The Right Way to do TESE

Spermatogonial stem cell approach to non-obstructive azoospermia.
Spermatogonial stem cell approach to non-obstructive azoospermia.

The proper way to do the microsurgical TESE is what I would call the “anatomic stem cell” approach to micro TESE. Firstly, the incision in the tunica albuginea should be vertical rather than horizontal, so as to expose peripherally every one of the eleven anatomic lobules. There is no reason even to penetrate into the interior of the testis. If you look at the well established diagram of intra-testicular microanatomy, you can see that all testicular sperm producing tubules traverse from the inside of the testis to the periphery and then back again to the inside. If there are any spermatogenic stem cells anywhere in the patient’s testis, sperm will be found in the periphery of that tubule. Spermatogenic stem cells may be very few in men with non-obstructive azoospermia, and there are over 300 tubules in those eleven anatomic lobules. If there is a single spermatogenic stem cell in one of those tubules, it will propagate that one tubule and sperm will be found on the periphery without having to damage the testicle at all.
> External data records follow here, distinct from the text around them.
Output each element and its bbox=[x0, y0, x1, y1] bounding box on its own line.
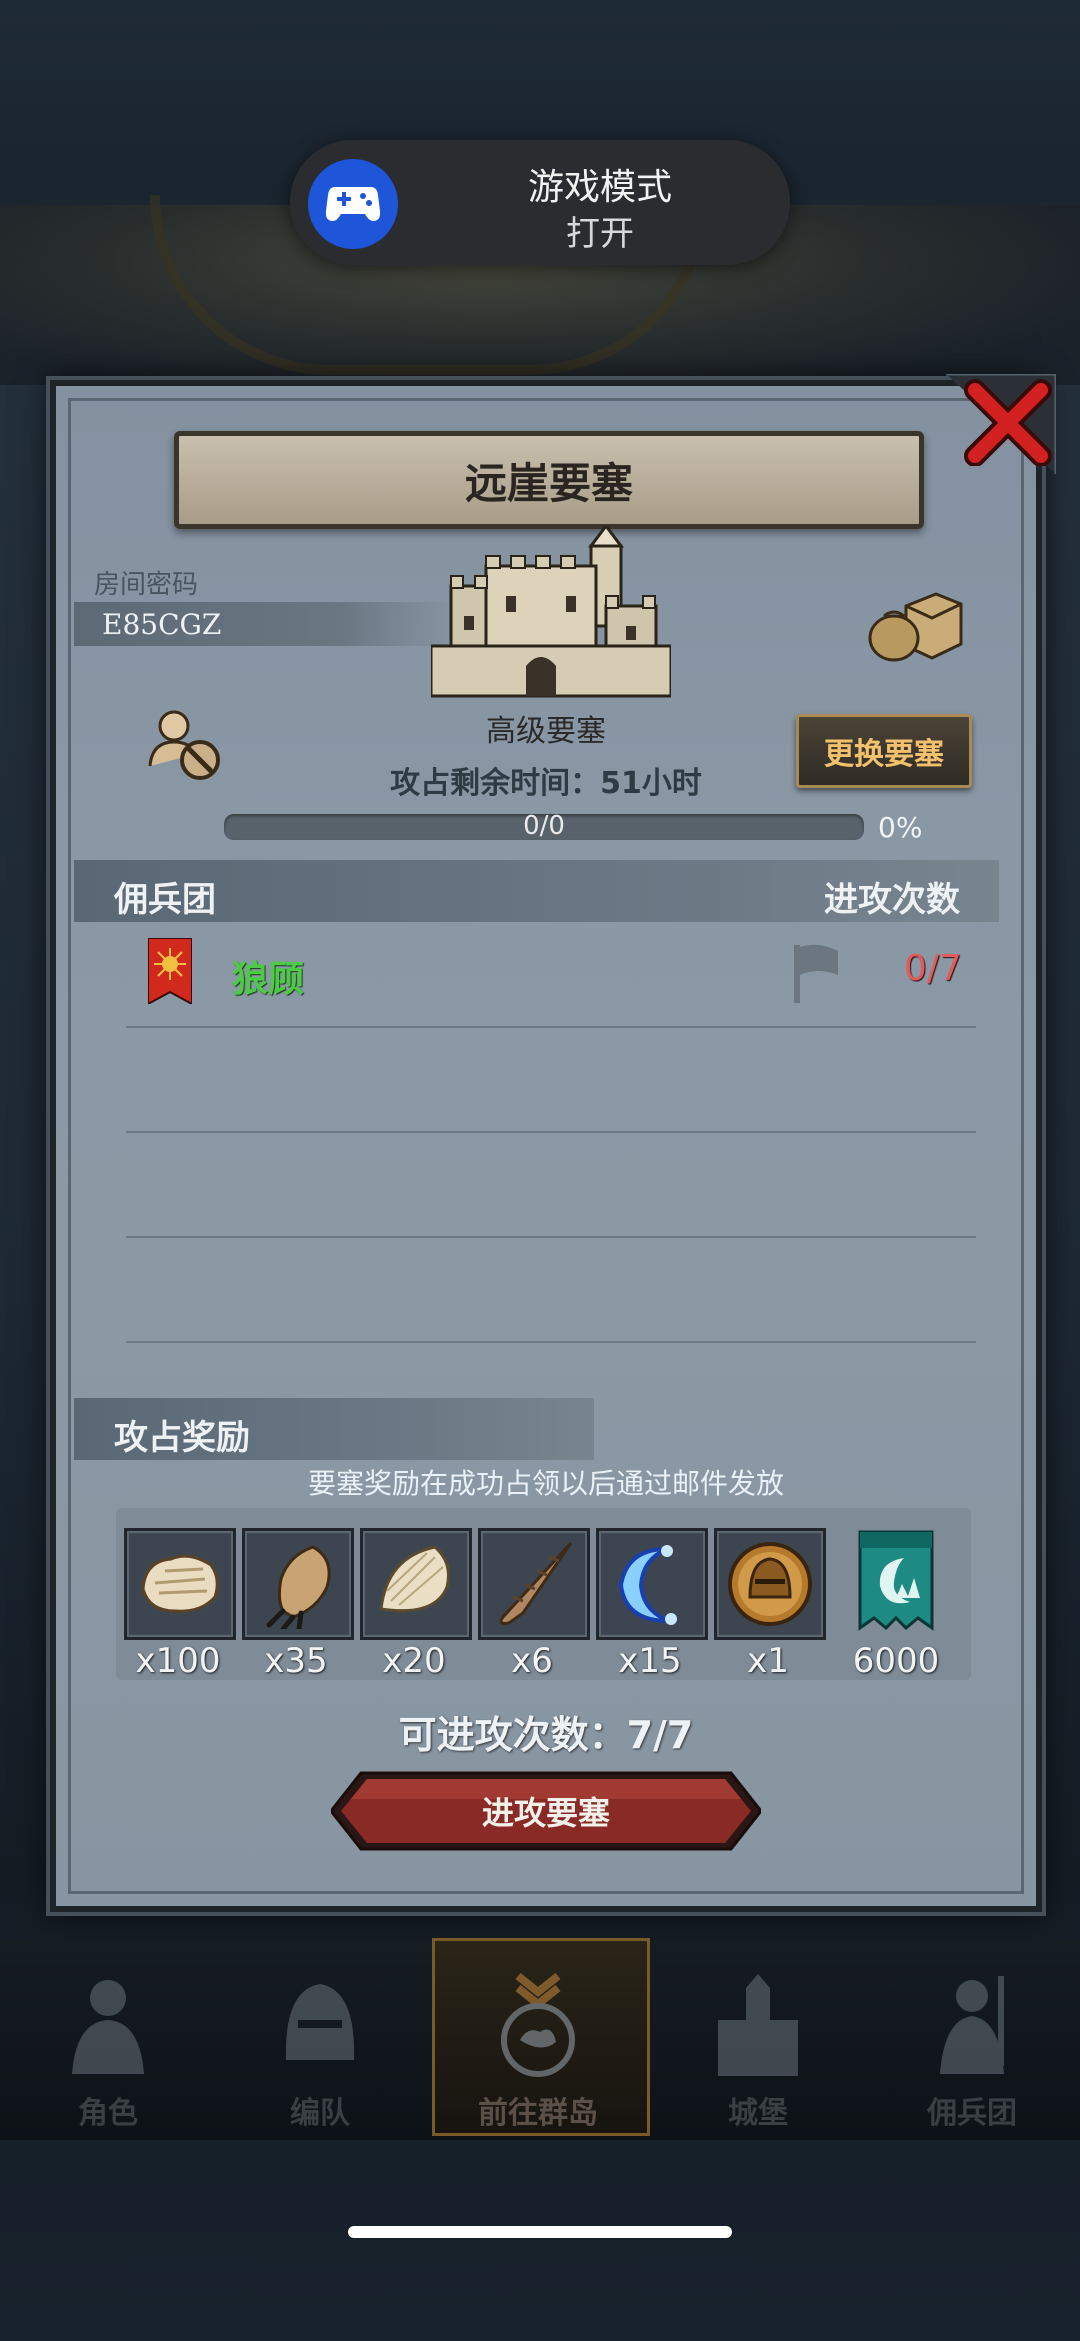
reward-count: x1 bbox=[747, 1641, 789, 1681]
mercenary-name[interactable]: 狼顾 bbox=[232, 950, 304, 1002]
room-code: E85CGZ bbox=[102, 608, 222, 641]
game-mode-toast: 游戏模式 打开 bbox=[290, 140, 790, 265]
dialog-title: 远崖要塞 bbox=[464, 459, 633, 508]
nav-character[interactable]: 角色 bbox=[18, 1950, 198, 2135]
toast-subtitle: 打开 bbox=[566, 214, 634, 254]
attack-fortress-label: 进攻要塞 bbox=[481, 1794, 610, 1832]
reward-count: 6000 bbox=[852, 1641, 940, 1681]
reward-note: 要塞奖励在成功占领以后通过邮件发放 bbox=[307, 1467, 784, 1500]
mercenary-header-label: 佣兵团 bbox=[114, 880, 216, 920]
time-remaining: 攻占剩余时间：51小时 bbox=[390, 766, 702, 801]
attack-count-header-label: 进攻次数 bbox=[824, 880, 960, 920]
scale-icon bbox=[379, 1545, 450, 1613]
reward-slot-guild-banner[interactable] bbox=[856, 1528, 936, 1634]
reward-count: x15 bbox=[618, 1641, 682, 1681]
castle-icon bbox=[718, 1974, 798, 2076]
capture-progress-bar: 0/0 bbox=[224, 811, 864, 841]
loot-bag-icon[interactable] bbox=[866, 586, 966, 666]
nav-label: 前往群岛 bbox=[478, 2096, 598, 2131]
fur-pelt-icon bbox=[141, 1554, 219, 1613]
helmet-icon bbox=[285, 1984, 355, 2060]
no-entry-user-icon[interactable] bbox=[146, 704, 226, 784]
flag-icon bbox=[794, 944, 838, 1003]
nav-mercenary[interactable]: 佣兵团 bbox=[882, 1950, 1062, 2135]
helmet-medal-icon bbox=[728, 1542, 812, 1626]
knight-icon bbox=[72, 1980, 144, 2074]
fortress-icon bbox=[431, 526, 671, 698]
home-indicator[interactable] bbox=[348, 2226, 732, 2238]
nav-go-to-islands[interactable]: 前往群岛 bbox=[448, 1950, 628, 2135]
reward-count: x20 bbox=[382, 1641, 446, 1681]
reward-slot-claw[interactable] bbox=[242, 1528, 354, 1640]
reward-slot-horn[interactable] bbox=[478, 1528, 590, 1640]
nav-formation[interactable]: 编队 bbox=[230, 1950, 410, 2135]
change-fortress-button[interactable]: 更换要塞 bbox=[796, 714, 972, 788]
guild-banner-icon bbox=[858, 1530, 934, 1631]
progress-text: 0/0 bbox=[523, 811, 565, 841]
nav-castle[interactable]: 城堡 bbox=[668, 1950, 848, 2135]
toast-title: 游戏模式 bbox=[527, 167, 672, 208]
reward-slot-fur-pelt[interactable] bbox=[124, 1528, 236, 1640]
island-compass-icon bbox=[501, 1972, 575, 2077]
nav-label: 佣兵团 bbox=[927, 2096, 1017, 2131]
soldier-icon bbox=[940, 1976, 1004, 2074]
reward-slot-helmet-medal[interactable] bbox=[714, 1528, 826, 1640]
fortress-dialog: 远崖要塞 房间密码 E85CGZ 高级要塞 更换要塞 攻占剩余时间：51小时 0… bbox=[50, 374, 1056, 1912]
reward-slot-scale[interactable] bbox=[360, 1528, 472, 1640]
close-icon[interactable] bbox=[961, 376, 1056, 466]
attacks-available: 可进攻次数：7/7 bbox=[398, 1713, 694, 1757]
reward-slot-crescent[interactable] bbox=[596, 1528, 708, 1640]
title-banner: 远崖要塞 bbox=[174, 431, 924, 529]
room-password-label: 房间密码 bbox=[94, 570, 199, 600]
reward-count: x6 bbox=[511, 1641, 553, 1681]
row-divider bbox=[126, 1341, 976, 1343]
gamepad-icon bbox=[308, 159, 398, 249]
mercenary-banner-icon bbox=[148, 938, 192, 1004]
mercenary-attack-count: 0/7 bbox=[904, 948, 962, 989]
claw-icon bbox=[266, 1545, 331, 1629]
horn-icon bbox=[499, 1541, 573, 1625]
nav-label: 编队 bbox=[290, 2096, 350, 2131]
reward-count: x100 bbox=[135, 1641, 221, 1681]
row-divider bbox=[126, 1026, 976, 1028]
progress-percent: 0% bbox=[878, 811, 923, 844]
row-divider bbox=[126, 1236, 976, 1238]
crescent-rune-icon bbox=[618, 1545, 677, 1625]
change-fortress-label: 更换要塞 bbox=[824, 737, 944, 772]
nav-label: 城堡 bbox=[728, 2096, 788, 2131]
fortress-level: 高级要塞 bbox=[486, 714, 606, 749]
reward-count: x35 bbox=[264, 1641, 328, 1681]
reward-header-label: 攻占奖励 bbox=[114, 1418, 250, 1458]
row-divider bbox=[126, 1131, 976, 1133]
nav-label: 角色 bbox=[78, 2096, 138, 2131]
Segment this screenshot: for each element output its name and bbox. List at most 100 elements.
Normal spermatogenesis: Mage Stain.
Normal spermatogenesis: Mage Stain.

The purpose of the microsurgery is not to dig around the inside of the testicle on a fool’s mission, but to stop the microscopic bleeders on the periphery with pinpoint accuracy, and to close the tunica albuginea with microscopically thin sutures in order to prevent reduction in testicular volume with subsequent pressure atrophy. With such an “anatomic stem cell” approach, microsurgical TESE will give the best success in finding sperm for ICSI, and also will cause only miniscule loss of testis tissue, and NEVER result in testicular atrophy and eunuchism.

Microsurgical TESE is not “Microdissection” TESE

Normal testis anatomy. Stay on periphery, but expose every anatomic lobule.
Normal testis anatomy. Stay on periphery, but expose every anatomic lobule.

The anatomic stem cell approach to microsurgical sperm retrieval does no harm at all to the testis, but the so-called “microdissection” procedure is devastating to the testis.

Perfect microsurgery: stay on periphery for maximum number of sperm.
Perfect microsurgery: stay on periphery for maximum number of sperm.

With the microsurgical approach we advocate, under local anesthesia, a full inspection is made of every anatomic lobule on the periphery of the testis, without any “digging around” inside as is done in the New York “microdissection” approach. So we find any sperm that might be “hiding” in the testis, without doing any harm. It is also dramatically less expensive, and you can just get up and walk away painlessly when it is finished.

The New York microdissection operation as opposed to our micro-TESE stem cell based procedure.
The New York microdissection operation as opposed to our micro-TESE stem cell based procedure.

With the New York “microdissection” technique, the following tragedy is common: see the photo of what the testis looks like after a New York “microdissection” procedure. Note that most of this man’s testis has been replaced with a scar inside, and he is no longer even producing testosterone, let alone any sperm.

So in summary, male infertility treatment, short of IVF and ICSI, should be limited to microsurgery for azoospermia, and careful thought has to go into making your choice of where to go for such treatment.